What’s it like being in LINES Ballet and working with Alonzo?

It’s crazy! It’s really amazing. Every day he reminds me that what I think is good, or my best, I can do a thousand times better. He’ll push sometimes, but he spends the day pounding you with questions to ask yourself, and there’s not just one answer to the question. So it makes you really think, and then when you do the step there’s not just one way to do it. There’s the choreographic structure, but there are a thousand ways, and a thousand different emotions to feel during that one step. And he helps to bring that out of you, he helps you to question yourself. It’s really hard!

What do you think about touring?

It’s fun! It’s hard because we love San Francisco [where they are based], and we’re often on very long flights, so we’re all extremely jet-lagged! But there’s something about when you’re really tired and you don’t feel like you have anymore, and you keep pushing because you want to give to the audience; a lot of special stuff comes out, so it pays off. The beginning of touring is hard, the middle is really exciting, because we’re seeing sites and going on bus rides, and then the end is usually really hard again – our bodies are just so exhausted from not getting a rest. But I enjoy touring a lot, I wouldn’t give it up.

Where do you like touring?

We went to Tel Aviv, that was really cool: I love the food, and we got to swim in the Dead Sea, and everyone was really nice there. And I really like Montpellier here in France, because it was my first time performing on an outside stage, and it was really beautiful.

Why did you choose to do contemporary dance?
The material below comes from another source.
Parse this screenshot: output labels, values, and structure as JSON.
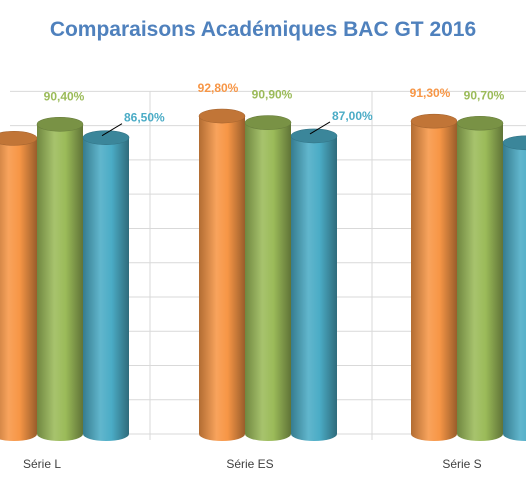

I started off as a breakdancer and a popper, and I really enjoyed the physical challenge that you had to go through in order to achieve certain movements, but that dance style was very stationary. There’s something about travelling through the space, and feeling the wind and jumping, that really caught me. Also when you’re doing hip hop you really have to hit the beats, and with contemporary ballet there’s a lot more room to feel, I found. I enjoy expressing myself through contemporary ballet a lot more than through hip hop. But on the side I still breakdance, because I love it.

Tara Kayton

LINES’ Company Manager, Tara Kayton, has her own theatre company and has also toured with various performing arts companies all around the world as a producer. She started with LINES last May and has been helping them reconstruct how they think about touring.
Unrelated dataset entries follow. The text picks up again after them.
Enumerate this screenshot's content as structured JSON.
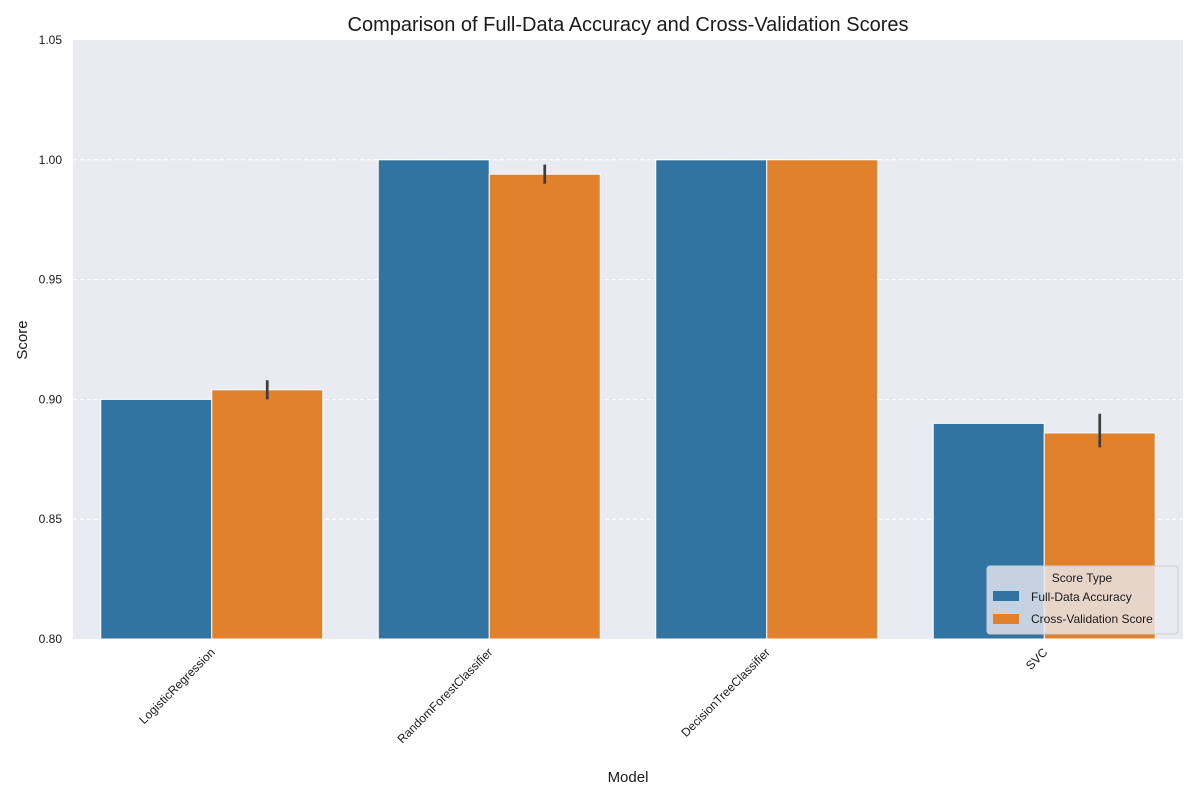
{
  "chart_data": {
    "type": "bar",
    "title": "Comparison of Full-Data Accuracy and Cross-Validation Scores",
    "xlabel": "Model",
    "ylabel": "Score",
    "categories": [
      "LogisticRegression",
      "RandomForestClassifier",
      "DecisionTreeClassifier",
      "SVC"
    ],
    "series": [
      {
        "name": "Full-Data Accuracy",
        "color": "#3274a1",
        "values": [
          0.9,
          1.0,
          1.0,
          0.89
        ],
        "error_low": [
          null,
          null,
          null,
          null
        ],
        "error_high": [
          null,
          null,
          null,
          null
        ]
      },
      {
        "name": "Cross-Validation Score",
        "color": "#e1812c",
        "values": [
          0.904,
          0.994,
          1.0,
          0.886
        ],
        "error_low": [
          0.9,
          0.99,
          null,
          0.88
        ],
        "error_high": [
          0.908,
          0.998,
          null,
          0.894
        ]
      }
    ],
    "ylim": [
      0.8,
      1.05
    ],
    "yticks": [
      "0.80",
      "0.85",
      "0.90",
      "0.95",
      "1.00",
      "1.05"
    ],
    "grid": true,
    "legend": {
      "title": "Score Type",
      "placement": "lower-right"
    },
    "colors": {
      "plot_background": "#eaeaf2",
      "grid": "#ffffff",
      "error_bar": "#3d3d3d"
    }
  }
}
‘Most of my job is planning everything in advance’, she said. ‘It’s booking hotels, transportation, accommodation, food… And scheduling all the performances! Everything has to be pre-planned.’

While they’re on the road, if a dancer, or anyone, gets injured, Tara always knows where the nearest hospital, doctor, or dentist is so they can be treated quickly. She explains the job involves a lot of coordinating and logistics, and making it all look effortless, so everyone feels comfortable.

Tara loves her job. ‘It’s definitely a very nomadic lifestyle, and it can be hard because you miss your friends, your family… But it’s amazing because you get to travel, you get to work with artists, you get to see the world and meet lots of interesting people!’